The Sixth Ward was a desirable area during the late 1800s until the 1920s, having street car service, and other amenities that marked it as an upscale area of town. There was a building boom during that period that saw many larger and more elaborate homes built, with modern features such as electricity and indoor plumbing. The prominent architectural styles of the neighborhood encompass several periods of building trends, and there are Greek Revival, Queen Anne and Folk Victorian homes built between the 1850s and into the first decade of the 1900s, as well as later Classical Revival homes and early 20th century Bungalows.
Fortune took a turn for the worse beginning in the late 1920s, when newer suburbs began to appear on the edges of Houston, catering to people entering the automobile age who were lured away from Houston's older central neighborhoods in favor of more modern homes further out.
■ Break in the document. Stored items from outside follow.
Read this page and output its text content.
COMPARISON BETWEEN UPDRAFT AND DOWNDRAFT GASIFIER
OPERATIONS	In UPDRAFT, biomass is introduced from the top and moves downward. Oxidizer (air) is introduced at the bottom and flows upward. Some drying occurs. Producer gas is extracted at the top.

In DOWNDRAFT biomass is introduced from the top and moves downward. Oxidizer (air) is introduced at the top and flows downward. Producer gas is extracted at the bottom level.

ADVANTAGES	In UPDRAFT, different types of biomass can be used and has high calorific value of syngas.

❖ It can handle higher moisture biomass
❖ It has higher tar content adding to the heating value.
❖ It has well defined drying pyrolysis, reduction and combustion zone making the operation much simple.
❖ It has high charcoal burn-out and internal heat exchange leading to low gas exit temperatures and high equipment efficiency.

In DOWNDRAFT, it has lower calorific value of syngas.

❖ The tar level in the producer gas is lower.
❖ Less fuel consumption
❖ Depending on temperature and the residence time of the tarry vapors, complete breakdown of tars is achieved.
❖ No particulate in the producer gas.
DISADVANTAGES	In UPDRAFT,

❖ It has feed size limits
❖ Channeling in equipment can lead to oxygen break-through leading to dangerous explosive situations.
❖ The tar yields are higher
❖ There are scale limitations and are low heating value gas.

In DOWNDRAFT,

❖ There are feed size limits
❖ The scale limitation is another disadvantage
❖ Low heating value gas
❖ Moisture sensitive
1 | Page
The Sixth Ward entered a long period of decline. Many of the old originally single family homes were turned into multi-tenant rentals run by landlords living in other parts of town.
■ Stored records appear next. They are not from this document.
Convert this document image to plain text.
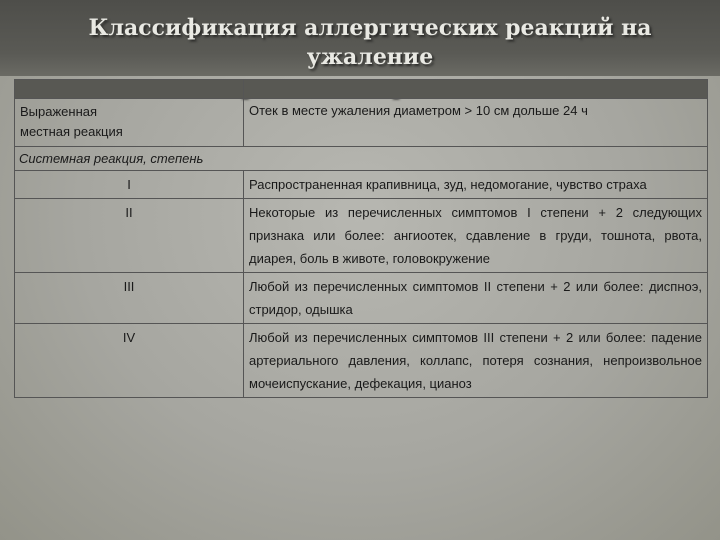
Классификация аллергических реакций на ужаление

Выраженная
местная реакция	Отек в месте ужаления диаметром > 10 см дольше 24 ч
Системная реакция, степень	
I	Распространенная крапивница, зуд, недомогание, чувство страха
II	Некоторые из перечисленных симптомов I степени + 2 следующих признака или более: ангиоотек, сдавление в груди, тошнота, рвота, диарея, боль в животе, головокружение
III	Любой из перечисленных симптомов II степени + 2 или более: диспноэ, стридор, одышка
IV	Любой из перечисленных симптомов III степени + 2 или более: падение артериального давления, коллапс, потеря сознания, непроизвольное мочеиспускание, дефекация, цианоз
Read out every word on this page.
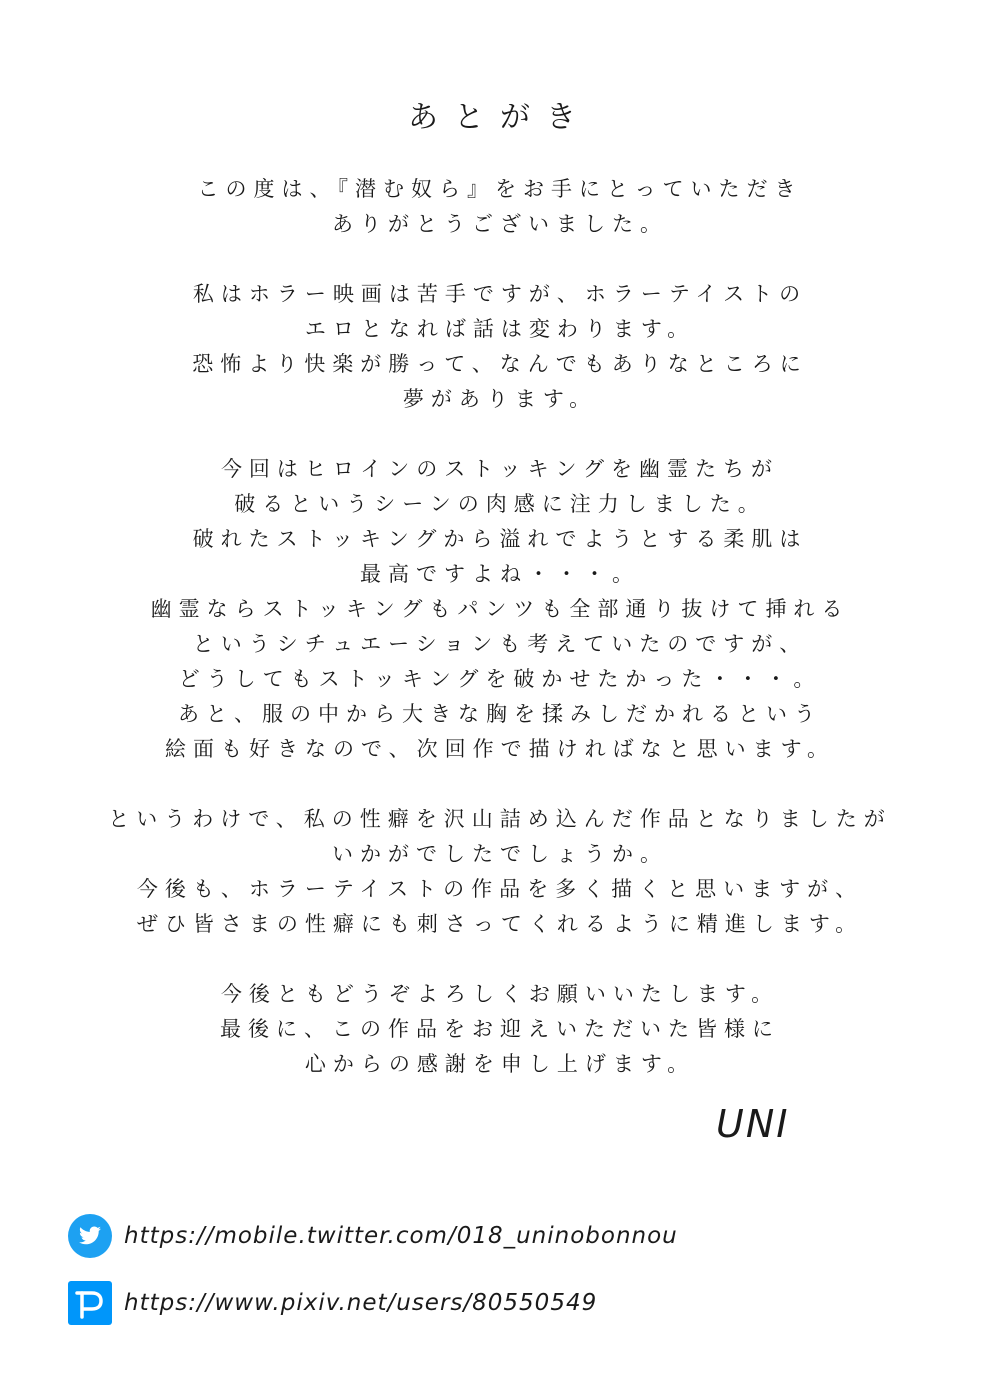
あとがき
この度は、『潜む奴ら』をお手にとっていただき
ありがとうございました。
私はホラー映画は苦手ですが、ホラーテイストの
エロとなれば話は変わります。
恐怖より快楽が勝って、なんでもありなところに
夢があります。
今回はヒロインのストッキングを幽霊たちが
破るというシーンの肉感に注力しました。
破れたストッキングから溢れでようとする柔肌は
最高ですよね・・・。
幽霊ならストッキングもパンツも全部通り抜けて挿れる
というシチュエーションも考えていたのですが、
どうしてもストッキングを破かせたかった・・・。
あと、服の中から大きな胸を揉みしだかれるという
絵面も好きなので、次回作で描ければなと思います。
というわけで、私の性癖を沢山詰め込んだ作品となりましたが
いかがでしたでしょうか。
今後も、ホラーテイストの作品を多く描くと思いますが、
ぜひ皆さまの性癖にも刺さってくれるように精進します。
今後ともどうぞよろしくお願いいたします。
最後に、この作品をお迎えいただいた皆様に
心からの感謝を申し上げます。
UNI
https://mobile.twitter.com/018_uninobonnou
https://www.pixiv.net/users/80550549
This was a pattern seen in many of the city's older neighborhoods, and as the decades wore on, the perception of the Sixth Ward became one of poverty and crime, regardless of how fair that reputation was. For many years, Houstonians who had the resources to do so usually chose to live in newer neighborhoods that were usually a considerable distance away from the downtown area and its surrounding inner city neighborhoods. Suburban living was in full swing by the second half of the twentieth century, and it was not fashionable to live in the wards or surrounding neighborhoods like The Heights or Montrose unless a person had no other choice.
Houston has always been a city more focused on looking into the future than one interested in preserving its past, but despite being largely rundown by the 1970s, the Sixth Ward was awarded with the distinction of becoming Houston's first National Historic District in 1978. Despite that honor, positive changes were slow to come about, and my friend Joe Morrison remembers living in the area in the early '90s:
"It wasn't the type of neighborhood where you wanted to walk around outside after dark. There were a lot of cool old homes, but most of them were in really bad shape. The place next to mine was probably 100 years old, but the people living there sold drugs out of the place."
I myself remember an ill-advised night time walk down Washington Avenue after my car broke down during that same time period, and it was far from relaxed. The few people still out on the street were not people I wanted to meet face to face.